We are transforming how data is accessed, not the data itself.

PYTHON

# Direct file endpoint (raw file access, not OPeNDAP)
file_url = "https://opendap.4tu.nl/thredds/fileServer/IDRA/2019/01/02/IDRA_2019-01-02_12-00_raw_data.nc"

# Inspect the NetCDF file and build a mapping:
# Zarr chunks → byte ranges in the original file
ref = NetCDF3ToZarr(file_url, inline_threshold=100).translate()

# Save the mapping as JSON (no data stored here)
with open("idra_ref.json", "w") as f:
    json.dump(ref, f)

Step 2: Open as a virtual Zarr dataset

xarray behaves as if it is reading a Zarr dataset, but data is still coming from the original NetCDF file.

PYTHON

import xarray as xr

# Kerchunk reads metadata locally from the JSON file, and retrieves data lazily from the original remote file only when needed.
ds_ref = xr.open_dataset(
    "idra_ref.json",
    engine="kerchunk",
    storage_options={
        "remote_protocol": "https",
        "remote_options": {
            "asynchronous": True,
        },
    },
)

ds_ref

Step 3: Inspect structure and metadata

The semantics remain the same.

PYTHON

ds_ref.dims
ds_ref.variables
ds_ref.attrs

Only the access pattern has changed, not the data meaning.
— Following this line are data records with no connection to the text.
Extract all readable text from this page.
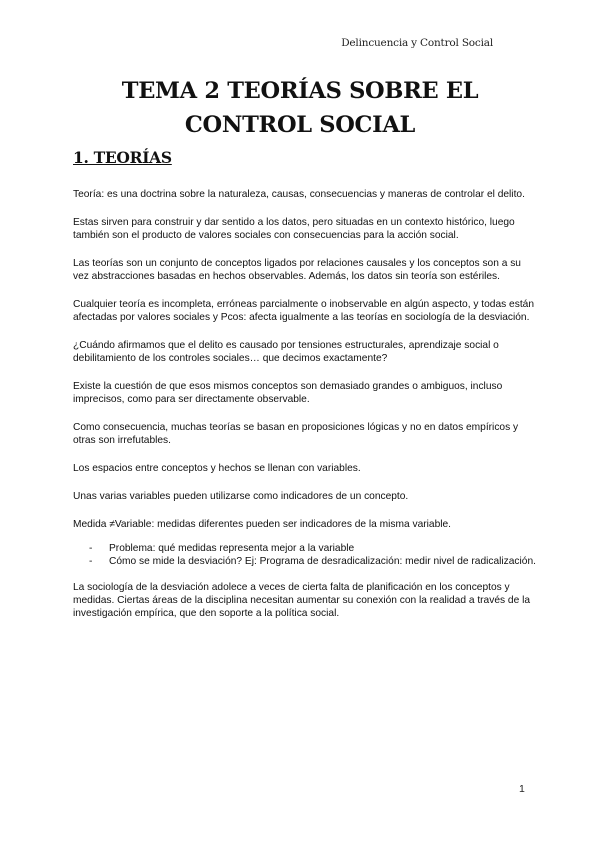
Delincuencia y Control Social
TEMA 2 TEORÍAS SOBRE EL CONTROL SOCIAL
1. TEORÍAS

Teoría: es una doctrina sobre la naturaleza, causas, consecuencias y maneras de controlar el delito.

Estas sirven para construir y dar sentido a los datos, pero situadas en un contexto histórico, luego también son el producto de valores sociales con consecuencias para la acción social.

Las teorías son un conjunto de conceptos ligados por relaciones causales y los conceptos son a su vez abstracciones basadas en hechos observables. Además, los datos sin teoría son estériles.

Cualquier teoría es incompleta, erróneas parcialmente o inobservable en algún aspecto, y todas están afectadas por valores sociales y Pcos: afecta igualmente a las teorías en sociología de la desviación.

¿Cuándo afirmamos que el delito es causado por tensiones estructurales, aprendizaje social o debilitamiento de los controles sociales… que decimos exactamente?

Existe la cuestión de que esos mismos conceptos son demasiado grandes o ambiguos, incluso imprecisos, como para ser directamente observable.

Como consecuencia, muchas teorías se basan en proposiciones lógicas y no en datos empíricos y otras son irrefutables.

Los espacios entre conceptos y hechos se llenan con variables.

Unas varias variables pueden utilizarse como indicadores de un concepto.

Medida ≠Variable: medidas diferentes pueden ser indicadores de la misma variable.

- Problema: qué medidas representa mejor a la variable
- Cómo se mide la desviación? Ej: Programa de desradicalización: medir nivel de radicalización.

La sociología de la desviación adolece a veces de cierta falta de planificación en los conceptos y medidas. Ciertas áreas de la disciplina necesitan aumentar su conexión con la realidad a través de la investigación empírica, que den soporte a la política social.

1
Step 4: Perform lazy slicing

PYTHON

# Select a subset (only required chunks are accessed)
subset = ds_ref.isel(time_raw_data=0)

subset
  • No full dataset is loaded
  • Only relevant chunks are accessed
  • Access is lazy and chunk-based

Conceptual comparison

Feature OPeNDAP Kerchunk
Access type Protocol-based Storage-based
Endpoint /dodsC/ /fileServer/
Who interprets data Server Client
Data model File-oriented Chunk-oriented
Scalability Limited by server Scales with client + cloud
Parallel access Limited Natural (chunk-based)
Reusability Low High (JSON reusable)
Setup complexity Low Medium
Performance Server + network dependent Chunk-wise, parallel access

When to use what?


Use OPeNDAP when:

  • You want quick remote access
  • You rely on existing data services (e.g., THREDDS)
  • You are doing exploratory analysis
  • You do not control data storage

Typical use: browsing datasets, small analyses

Use Kerchunk when:

  • You want cloud-native workflows

  • You need scalable or parallel processing

  • You work with large datasets

  • You integrate with:

    • zarr
    • dask
    • object storage (S3, etc.)

Typical use: large-scale analysis, pipelines, reproducible workflows

Key Points
  • Cloud-native layouts are optimized for object storage and HTTP access.
  • NetCDF works well on HPC systems but is not optimized for cloud-native environments.
  • Zarr stores data in chunks, enabling efficient parallel access.
  • Kerchunk enables cloud-native access to NetCDF without data duplication.
  • Kerchunk changes the access pattern, not the data itself.
  • Cloud-native layouts affect structural interoperability, while semantic interoperability depends on metadata standards such as CF conventions.